The court dismissed an appeal brought by the Northern Ireland Human Rights Commission (NIHRC).
But a majority of judges said the existing law was incompatible with human rights law in cases of fatal foetal abnormality and sexual crime.
Unlike other parts of the UK, the 1967 Abortion Act does not extend to Northern Ireland.
Currently, a termination is only permitted in Northern Ireland if a woman’s life is at risk or if there is a risk of permanent and serious damage to her mental or physical health.
‘Inhuman’ treatment?
The commission lost on the issue of whether they had the required standing to bring the case.
The commission’s defeat came because of a technical legal point, analysts suggest.
The ruling comes just weeks after the Republic of Ireland voted decisively in a referendum to reform the country’s strict abortion laws, which had effectively banned all terminations.
The referendum reignited a debate about Northern Ireland’s law, with some calling for reform while others – including the biggest party, the the Democratic Unionist Party – remain opposed to changing the law.
The NICHR had argued that the current law subjects women to “inhuman and degrading” treatment, causing “physical and mental torture,” in violation of the European Convention on Human Rights (ECHR).

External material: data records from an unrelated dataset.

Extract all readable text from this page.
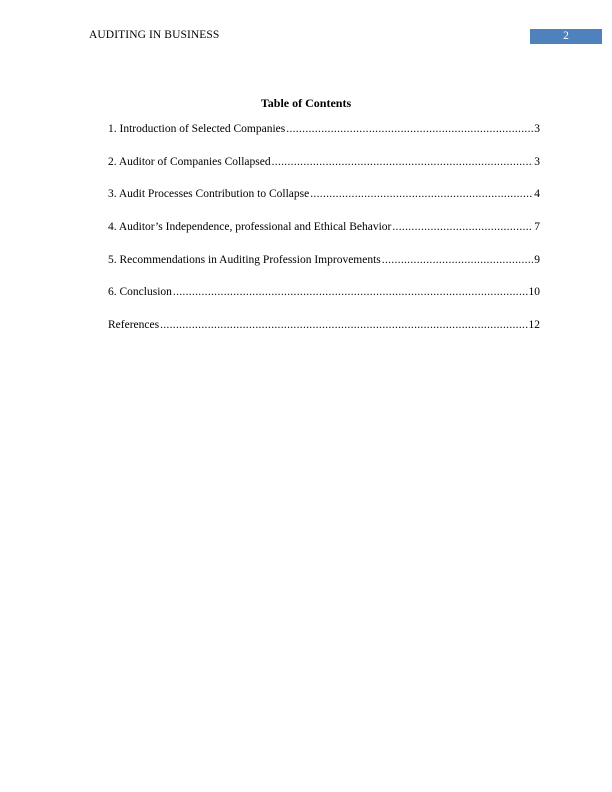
AUDITING IN BUSINESS	2
Table of Contents
1. Introduction of Selected Companies .....	3
2. Auditor of Companies Collapsed .....	3
3. Audit Processes Contribution to Collapse .....	4
4. Auditor’s Independence, professional and Ethical Behavior .....	7
5. Recommendations in Auditing Profession Improvements .....	9
6. Conclusion .....	10
References .....	12
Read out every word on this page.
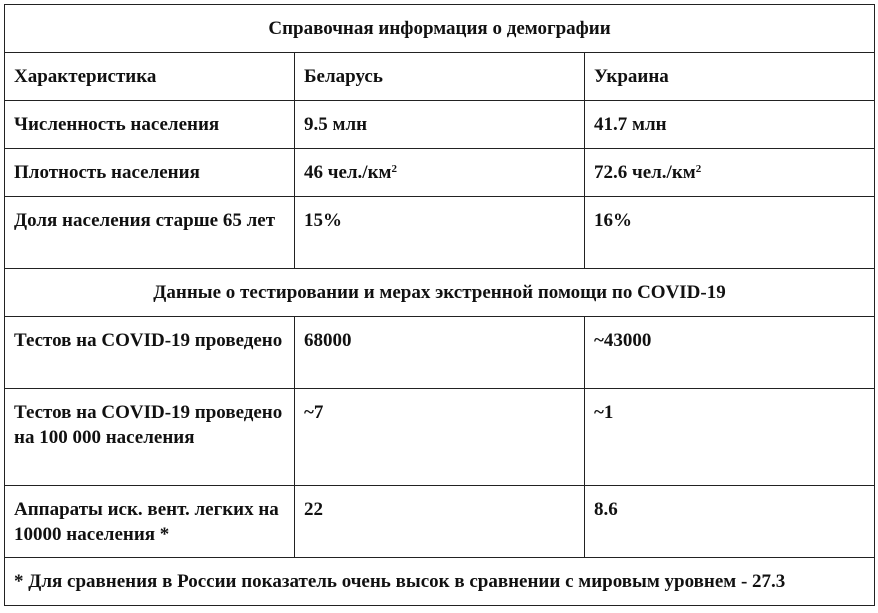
Справочная информация о демографии		
Характеристика	Беларусь	Украина
Численность населения	9.5 млн	41.7 млн
Плотность населения	46 $чел./км^2$	72.6 $чел./км^2$
Доля населения старше 65 лет	15%	16%
Данные о тестировании и мерах экстренной помощи по COVID-19		
Тестов на COVID-19 проведено	68000	~43000
Тестов на COVID-19 проведено на 100 000 населения	~7	~1
Аппараты иск. вент. легких на 10000 населения *	22	8.6
* Для сравнения в России показатель очень высок в сравнении с мировым уровнем - 27.3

However, on Thursday, Supreme Court judges said it would have required the case to have been brought by a woman who was pregnant as a result of sexual crime or who was carrying a foetus with a fatal abnormality.

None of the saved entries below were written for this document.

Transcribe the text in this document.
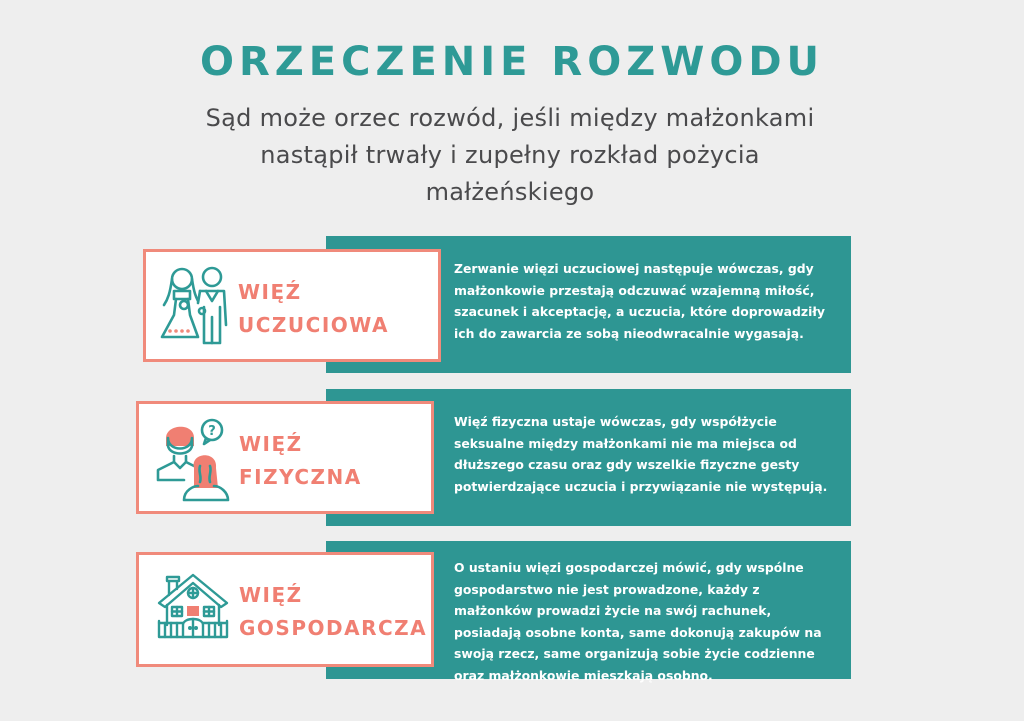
ORZECZENIE ROZWODU
Sąd może orzec rozwód, jeśli między małżonkami nastąpił trwały i zupełny rozkład pożycia małżeńskiego
Zerwanie więzi uczuciowej następuje wówczas, gdy małżonkowie przestają odczuwać wzajemną miłość, szacunek i akceptację, a uczucia, które doprowadziły ich do zawarcia ze sobą nieodwracalnie wygasają.
WIĘŹ
UCZUCIOWA
Więź fizyczna ustaje wówczas, gdy współżycie seksualne między małżonkami nie ma miejsca od dłuższego czasu oraz gdy wszelkie fizyczne gesty potwierdzające uczucia i przywiązanie nie występują.
?
WIĘŹ
FIZYCZNA
O ustaniu więzi gospodarczej mówić, gdy wspólne gospodarstwo nie jest prowadzone, każdy z małżonków prowadzi życie na swój rachunek, posiadają osobne konta, same dokonują zakupów na swoją rzecz, same organizują sobie życie codzienne oraz małżonkowie mieszkają osobno.
WIĘŹ
GOSPODARCZA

A fatal foetal abnormality diagnosis means doctors believe an unborn child has a terminal condition and will die in the womb or shortly after birth, although anti-abortion campaigners have argued that terminally-ill babies “can and do defy the odds”.
As a result, the judges did not make a formal declaration of incompatibility, which would normally lead to a change in the law.
Any change in the law will now be up to the politicians, either in Belfast or Westminster.